Other than that I would start monitoring the GPU heat and the 12v rail under heavy loads. If testing those don’t produce anything abnormal in the readings, I would look into testing the video RAM.

I doubt that it’s the GPU alone since all of those things that triggered the crash worked on Windows (the renders, games, etc.)

A pass on memtest with the regular RAM won’t hurt either to rule that out.

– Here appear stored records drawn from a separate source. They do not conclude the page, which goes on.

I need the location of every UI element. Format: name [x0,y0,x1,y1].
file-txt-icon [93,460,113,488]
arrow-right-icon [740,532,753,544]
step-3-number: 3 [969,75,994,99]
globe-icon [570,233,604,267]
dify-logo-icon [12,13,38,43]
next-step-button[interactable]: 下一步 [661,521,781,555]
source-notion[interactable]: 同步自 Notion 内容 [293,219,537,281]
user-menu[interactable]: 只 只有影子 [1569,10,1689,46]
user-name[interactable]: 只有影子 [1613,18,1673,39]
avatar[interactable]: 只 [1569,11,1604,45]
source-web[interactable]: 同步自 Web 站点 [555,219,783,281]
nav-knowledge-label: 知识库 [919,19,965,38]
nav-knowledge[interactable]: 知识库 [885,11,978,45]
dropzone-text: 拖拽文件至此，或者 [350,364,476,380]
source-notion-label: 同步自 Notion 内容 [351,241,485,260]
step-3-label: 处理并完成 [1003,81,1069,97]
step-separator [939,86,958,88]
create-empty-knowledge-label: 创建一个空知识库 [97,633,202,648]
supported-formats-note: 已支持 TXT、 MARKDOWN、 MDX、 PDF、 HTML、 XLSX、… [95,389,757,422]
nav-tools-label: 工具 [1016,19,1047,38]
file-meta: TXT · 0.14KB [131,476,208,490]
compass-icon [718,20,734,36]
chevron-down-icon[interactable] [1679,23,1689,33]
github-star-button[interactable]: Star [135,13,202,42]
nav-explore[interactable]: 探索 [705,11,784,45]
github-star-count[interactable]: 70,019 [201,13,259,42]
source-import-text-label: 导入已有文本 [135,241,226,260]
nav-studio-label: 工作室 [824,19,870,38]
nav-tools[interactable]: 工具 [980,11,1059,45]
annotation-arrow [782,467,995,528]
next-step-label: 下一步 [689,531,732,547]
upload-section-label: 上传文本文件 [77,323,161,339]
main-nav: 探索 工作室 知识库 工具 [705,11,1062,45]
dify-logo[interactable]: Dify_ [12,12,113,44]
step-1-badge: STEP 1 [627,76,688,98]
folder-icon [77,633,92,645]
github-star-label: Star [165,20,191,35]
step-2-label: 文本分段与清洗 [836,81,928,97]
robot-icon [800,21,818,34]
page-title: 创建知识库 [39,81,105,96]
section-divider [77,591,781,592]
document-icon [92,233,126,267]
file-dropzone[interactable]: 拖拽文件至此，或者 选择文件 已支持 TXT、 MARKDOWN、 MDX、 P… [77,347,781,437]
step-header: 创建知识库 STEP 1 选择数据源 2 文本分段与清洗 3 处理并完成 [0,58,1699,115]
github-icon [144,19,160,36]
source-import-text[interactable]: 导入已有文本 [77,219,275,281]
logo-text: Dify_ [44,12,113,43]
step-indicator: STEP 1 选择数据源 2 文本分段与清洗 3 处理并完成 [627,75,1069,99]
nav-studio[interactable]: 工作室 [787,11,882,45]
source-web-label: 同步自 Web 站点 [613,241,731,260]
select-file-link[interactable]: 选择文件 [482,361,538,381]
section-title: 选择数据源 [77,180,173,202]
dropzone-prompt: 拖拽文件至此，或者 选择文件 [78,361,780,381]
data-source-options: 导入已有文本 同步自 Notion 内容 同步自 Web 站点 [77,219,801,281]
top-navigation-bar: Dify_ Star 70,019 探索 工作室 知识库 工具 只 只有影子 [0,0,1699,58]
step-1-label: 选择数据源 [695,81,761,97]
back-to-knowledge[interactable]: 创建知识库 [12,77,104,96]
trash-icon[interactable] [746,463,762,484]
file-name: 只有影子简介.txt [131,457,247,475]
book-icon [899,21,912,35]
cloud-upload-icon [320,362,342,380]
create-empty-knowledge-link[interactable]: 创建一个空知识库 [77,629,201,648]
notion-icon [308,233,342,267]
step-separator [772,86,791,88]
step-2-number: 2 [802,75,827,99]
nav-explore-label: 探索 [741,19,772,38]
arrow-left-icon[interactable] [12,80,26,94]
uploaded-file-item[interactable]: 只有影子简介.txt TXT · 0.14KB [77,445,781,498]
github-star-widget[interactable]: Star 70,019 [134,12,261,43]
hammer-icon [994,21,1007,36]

Even if things are new, they aren’t immune to imperfections/errors right out of the gate.

I was getting the same behavior before I upgraded my ram from DDR3 to DDR4 (and a new motherboard + CPU)

Things work differently under vastly different loads (programs and OSes), so even it seems fine on a hardware level under certain loads, you’ll be surprised that it can actually still be the case.

Considering that it only happened on Linux so far, I doubt it’s the OS, but rather some part of/near the drivers.

BTW that journal log URL is giving me a 404 web error.

The file has 20 MiB, of all the logs since my install (Sunday 16.), I’m going to have to find a better hosting service. (this forum only accepts images as attachments)

I updated the BIOS, but I didn't render anything today, do I don't know if it has been fixed.

I also uploaded the first 5000 lines of the log to paste.ee.

Just as a quick update - I've updated my BIOS, and it somehow fixed itself.
I don't know why or how - but the update fixed it.

Psst~. We mark the post with the suggestions to fix it that work as the solution here, not the post mentioning the implementation :wink:

2 Likes

Done, correct?
:slight_smile:

2 Likes

This topic was automatically closed 2 days after the last reply. New replies are no longer allowed.